Bourdeaut, l’allegria perenne e i demoni interiori

“Aspettando Bojangels” di Olivier Bourdeaut è la storia dolceamara di una famiglia eccentrica, della malattia mentale di una donna, dello sguardo stupito e ironico di un bambino, è la contrapposizione fra il non prendersi sul serio le responsabilità, fra la spensieratezza e i dolori della vita adulta

Non è un romanzo autobiografico, pare, ma sarebbe interessante scoprire quanto della vita del francese Olivier Bourdeaut, autore rivelazione, è rimasto impigliato negli undici capitoli che lo compongono: i lettori sono un po’ curiosi, si sa… Il libro in questione è Aspettando Bojangels (141 pagine, 12 euro), tradotto da Roberto Boi, che dopo il successo a sorpresa anche in Italia, nell’edizione Neri Pozza, viene felicemente riproposto nel catalogo Beat, in una bella versione economica ma rilegata, che riprende la copertina transalpina: un’occasione per leggere o rileggere una storia in cui leggerezza e profondità sono sapientemente intrecciate, in un raro mix di allegra e follia, a caccia di sorrisi e lacrime.

Un vinile e una gru

Un intreccio inevitabile se si pensa che al centro della narrazione di Bourdeaut c’è una famiglia molto particolare e ci sono una storia d’amore e la malattia mentale. Il bambino che racconta la storia si sofferma sui due eccentrici genitori, sulle feste che organizzano e che si concludono sempre all’alba, sulle giornate trascorse a ballare sulle note di Mister Bojangles di Nina Simone, un vinile sul giradischi, un brano al tempo stesso allegro e triste; in casa l’animale domestico è la Damigella di Numidia, una gru dagli occhi rossi e dal lungo collo nero, e il bimbo si gode lo spettacolo della sua vita come fosse un film o una favola, o lo stupefacente esercizio di un prestigiatore. In questo romanzo, che si può leggere in una notte, si fa presto a capire però che qualcosa non torna, perché, ai capitoli in cui il bimbo racconta con stupore e ironia la propria famiglia e certe sue vicende assurde si alternano stralci di diario di Georges, padre del figlio narratore, che scrive della moglie (che lui chiama ogni giorno con un nome diverso, e solo il 15 febbraio col suo vero nome, Georgette), affetta da disturbo bipolare e schizofrenia, e di come lui “stia al gioco”, assecondandola in ogni impresa, in nome di un amore senza tempo.

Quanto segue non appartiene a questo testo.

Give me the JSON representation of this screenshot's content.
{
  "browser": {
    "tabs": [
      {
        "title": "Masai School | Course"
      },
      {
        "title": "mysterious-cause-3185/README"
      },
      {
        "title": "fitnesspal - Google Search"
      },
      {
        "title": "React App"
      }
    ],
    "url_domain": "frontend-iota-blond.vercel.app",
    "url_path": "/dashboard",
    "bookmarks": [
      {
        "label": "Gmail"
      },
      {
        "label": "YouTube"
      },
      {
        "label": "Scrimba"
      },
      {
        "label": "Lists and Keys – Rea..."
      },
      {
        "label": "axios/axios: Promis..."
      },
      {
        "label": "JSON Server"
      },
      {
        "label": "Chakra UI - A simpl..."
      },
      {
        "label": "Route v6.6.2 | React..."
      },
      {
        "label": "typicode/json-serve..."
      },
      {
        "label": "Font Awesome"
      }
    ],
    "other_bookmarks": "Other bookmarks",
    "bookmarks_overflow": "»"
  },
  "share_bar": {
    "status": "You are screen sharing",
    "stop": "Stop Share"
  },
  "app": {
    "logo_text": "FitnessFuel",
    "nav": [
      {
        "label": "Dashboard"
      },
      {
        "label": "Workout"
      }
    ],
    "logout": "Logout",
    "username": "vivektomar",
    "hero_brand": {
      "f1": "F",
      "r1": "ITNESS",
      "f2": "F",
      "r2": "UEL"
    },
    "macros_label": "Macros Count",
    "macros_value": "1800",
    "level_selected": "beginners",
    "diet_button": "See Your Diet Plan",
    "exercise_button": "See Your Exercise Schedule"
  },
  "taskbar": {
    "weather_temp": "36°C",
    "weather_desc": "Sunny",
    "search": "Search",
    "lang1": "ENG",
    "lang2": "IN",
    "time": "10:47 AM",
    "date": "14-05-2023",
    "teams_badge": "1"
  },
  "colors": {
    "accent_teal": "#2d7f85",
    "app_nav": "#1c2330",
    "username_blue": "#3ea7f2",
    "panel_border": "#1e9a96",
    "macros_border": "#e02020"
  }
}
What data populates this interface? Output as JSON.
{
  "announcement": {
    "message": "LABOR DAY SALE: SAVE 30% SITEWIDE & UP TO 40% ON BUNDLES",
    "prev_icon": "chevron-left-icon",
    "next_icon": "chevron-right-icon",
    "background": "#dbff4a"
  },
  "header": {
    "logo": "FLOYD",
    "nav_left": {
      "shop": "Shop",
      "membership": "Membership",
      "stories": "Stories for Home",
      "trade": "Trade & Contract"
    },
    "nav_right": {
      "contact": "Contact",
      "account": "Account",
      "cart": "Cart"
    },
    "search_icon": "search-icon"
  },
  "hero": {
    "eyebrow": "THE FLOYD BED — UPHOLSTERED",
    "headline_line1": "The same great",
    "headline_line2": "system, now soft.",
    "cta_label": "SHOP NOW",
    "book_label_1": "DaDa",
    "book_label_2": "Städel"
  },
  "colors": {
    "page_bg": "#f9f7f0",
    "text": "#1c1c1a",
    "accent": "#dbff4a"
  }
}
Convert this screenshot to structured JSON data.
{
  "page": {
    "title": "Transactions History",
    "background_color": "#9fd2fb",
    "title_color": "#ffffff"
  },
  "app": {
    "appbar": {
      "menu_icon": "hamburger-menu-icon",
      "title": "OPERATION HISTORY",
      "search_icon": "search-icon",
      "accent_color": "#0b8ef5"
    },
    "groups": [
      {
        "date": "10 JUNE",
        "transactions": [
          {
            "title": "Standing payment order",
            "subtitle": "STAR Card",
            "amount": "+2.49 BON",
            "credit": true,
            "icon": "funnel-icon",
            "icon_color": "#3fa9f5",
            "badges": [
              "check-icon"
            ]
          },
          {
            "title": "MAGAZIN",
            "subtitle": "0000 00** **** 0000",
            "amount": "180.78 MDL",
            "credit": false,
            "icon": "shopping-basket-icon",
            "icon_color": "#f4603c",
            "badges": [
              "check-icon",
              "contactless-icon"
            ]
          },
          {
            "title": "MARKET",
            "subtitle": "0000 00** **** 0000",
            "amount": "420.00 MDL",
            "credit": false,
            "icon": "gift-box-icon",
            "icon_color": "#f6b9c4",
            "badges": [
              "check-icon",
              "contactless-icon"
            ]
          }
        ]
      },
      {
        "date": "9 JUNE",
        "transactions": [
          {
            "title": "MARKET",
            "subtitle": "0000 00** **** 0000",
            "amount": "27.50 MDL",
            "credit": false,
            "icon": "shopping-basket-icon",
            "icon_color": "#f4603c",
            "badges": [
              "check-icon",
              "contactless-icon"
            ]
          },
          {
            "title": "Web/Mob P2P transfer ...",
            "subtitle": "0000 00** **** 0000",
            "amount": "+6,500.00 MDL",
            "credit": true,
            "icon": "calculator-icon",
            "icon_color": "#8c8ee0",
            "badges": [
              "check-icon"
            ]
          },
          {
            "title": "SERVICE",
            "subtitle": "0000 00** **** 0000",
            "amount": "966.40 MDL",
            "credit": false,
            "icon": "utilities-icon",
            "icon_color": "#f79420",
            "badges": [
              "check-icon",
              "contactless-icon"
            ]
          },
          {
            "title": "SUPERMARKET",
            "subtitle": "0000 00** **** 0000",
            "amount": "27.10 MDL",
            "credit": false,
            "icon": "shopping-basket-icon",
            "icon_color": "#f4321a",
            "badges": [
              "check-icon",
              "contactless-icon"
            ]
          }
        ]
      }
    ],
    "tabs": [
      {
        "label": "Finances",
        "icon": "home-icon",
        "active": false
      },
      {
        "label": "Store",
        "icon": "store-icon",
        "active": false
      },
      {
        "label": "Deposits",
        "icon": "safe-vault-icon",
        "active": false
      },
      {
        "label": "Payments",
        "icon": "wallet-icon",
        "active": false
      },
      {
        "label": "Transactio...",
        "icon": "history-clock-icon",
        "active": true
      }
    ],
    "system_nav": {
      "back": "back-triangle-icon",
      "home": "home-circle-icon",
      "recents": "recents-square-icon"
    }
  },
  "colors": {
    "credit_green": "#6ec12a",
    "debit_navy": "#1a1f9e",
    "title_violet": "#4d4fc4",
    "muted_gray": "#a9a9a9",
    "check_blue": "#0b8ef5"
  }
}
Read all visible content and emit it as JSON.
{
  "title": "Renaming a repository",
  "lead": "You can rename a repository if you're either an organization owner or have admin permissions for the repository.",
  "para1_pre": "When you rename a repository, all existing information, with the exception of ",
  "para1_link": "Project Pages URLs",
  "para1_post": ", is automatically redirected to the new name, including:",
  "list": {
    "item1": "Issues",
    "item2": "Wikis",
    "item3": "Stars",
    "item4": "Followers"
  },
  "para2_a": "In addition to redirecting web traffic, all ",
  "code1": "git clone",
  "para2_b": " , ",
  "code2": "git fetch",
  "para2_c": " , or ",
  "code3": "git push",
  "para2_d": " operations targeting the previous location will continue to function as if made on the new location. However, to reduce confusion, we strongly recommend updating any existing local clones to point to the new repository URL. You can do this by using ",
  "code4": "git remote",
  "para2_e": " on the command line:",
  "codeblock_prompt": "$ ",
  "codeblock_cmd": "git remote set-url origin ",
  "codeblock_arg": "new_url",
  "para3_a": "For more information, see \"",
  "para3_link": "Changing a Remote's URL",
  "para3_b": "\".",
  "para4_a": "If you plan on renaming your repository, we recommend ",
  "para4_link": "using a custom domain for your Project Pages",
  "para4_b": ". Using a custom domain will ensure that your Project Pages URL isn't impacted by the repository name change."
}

Una realtà che si chiama follia

Sono pagine, quelle di Bourdeaut, tipicamente francesi (chi, senza però azzardare paragoni, ha individuato in Romain Gary un modello più o meno chiaro non è andato troppo lontano…), che insegnano la libertà e l’evasione, che rifuggono la tristezza, che amano la fantasia, ma che infine non impediscono di dovere fare i conti con un filo tenue di malinconia e, soprattutto, con la realtà. Anche se questa realtà, questa normalità, si chiama follia. L’antitesi su cui si regge Aspettando Bojangels è un equilibrio di allegria perenne e sguardi anticonformisti che si contrappone a demoni interiori e malattie, il racconto del figlio e quello del padre cioè. Da una parte la musica a tutto volume e la spensieratezza (anzi il non prendersi sul serio, incarnato dallo Sconcio, amico di Georges), dall’altra le responsabilità, le crepe e i dolori dell’età adulta. Il dosaggio è quello dei libri migliori, il risultato disarma, come certe menzogne che i personaggi affastellano, alcune verranno a galla, per sfuggire ai giudizi e ai pregiudizi del mondo.